As response to the COVID crisis ESA and European Commission launched the Rapid Action on Coronavirus and EO (RACE) platform in the beginning of June. In the dashboard people can explore several EO-derived indicators that depict the impact of the crisis. Among other winning ideas of the custom script contest I was offered to upscale my method and eventually integrate it into the RACE dashboard.

I started the upscaling process by first improving the detection method itself. This included enhancing the cloud masking, constraining the detection to buffered Open Street Maps (OSM) roads and adding a spatial filter. The latter limits the detected pixels to one per truck. In Fig. 2 you see examples of detections in southern France using the enhanced method.

Fig.2: Truck detection examples in southern France (contains modified Sentinel-2 L2A data processed by Euro Data Cube)

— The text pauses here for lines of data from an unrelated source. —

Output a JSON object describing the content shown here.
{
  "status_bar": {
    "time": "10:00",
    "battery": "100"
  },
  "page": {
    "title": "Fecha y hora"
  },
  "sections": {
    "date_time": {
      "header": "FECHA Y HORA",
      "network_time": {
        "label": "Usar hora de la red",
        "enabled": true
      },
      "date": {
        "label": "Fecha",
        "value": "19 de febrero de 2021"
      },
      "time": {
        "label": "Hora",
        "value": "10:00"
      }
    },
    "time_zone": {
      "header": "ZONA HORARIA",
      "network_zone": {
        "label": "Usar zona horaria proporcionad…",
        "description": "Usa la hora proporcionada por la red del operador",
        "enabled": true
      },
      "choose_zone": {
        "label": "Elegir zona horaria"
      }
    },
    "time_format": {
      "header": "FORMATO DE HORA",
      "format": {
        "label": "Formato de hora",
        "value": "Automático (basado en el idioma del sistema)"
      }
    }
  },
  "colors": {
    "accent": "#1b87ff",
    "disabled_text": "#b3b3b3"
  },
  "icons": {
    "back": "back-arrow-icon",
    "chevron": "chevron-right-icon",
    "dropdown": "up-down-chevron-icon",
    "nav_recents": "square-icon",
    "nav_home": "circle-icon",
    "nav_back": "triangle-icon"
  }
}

This enhanced detection method had to be embedded into a processing chain for several time periods and covering the whole EU. The main challenges were to implement a senseful temporal aggregation with low interference of weekday differences and with enough valid observations on the whole EU extent. Furthermore, all this had to be processed until due in mid of July. I implemented the processing chain in an EOX-hosted JupyterLab on Euro Data Cube accessing data from Sentinel Hub through xcube. After processing billions of pixels, I submitted the processing results, the computed indicators, detailed method description, validation result and a COVID-related analysis to ESA. Currently (end of July 2020), the results of all upscaling contest participants are being evaluated and prepared for integration into the RACE dashboard.


It was good to contribute at least something small to coping with the pandemic. In general, the earth observation community is impressively showing during this pandemic how much we need satellites capturing earth from space. What is particularly fascinating about it: The analysis based on this data is not always just scientifically interesting or relevant. Observing earth from space is also personal. For me the crisis has demonstrated this in an extraordinarily clear and concrete way. For instance, the rapid decrease of NO2 emissions with reduced anthropogenic activity, that shows our daily impact on the planet. We must face the question to what type of ‘normal’ we would like to get back after the crisis. Earth observation may support answering this scientifically – and personally.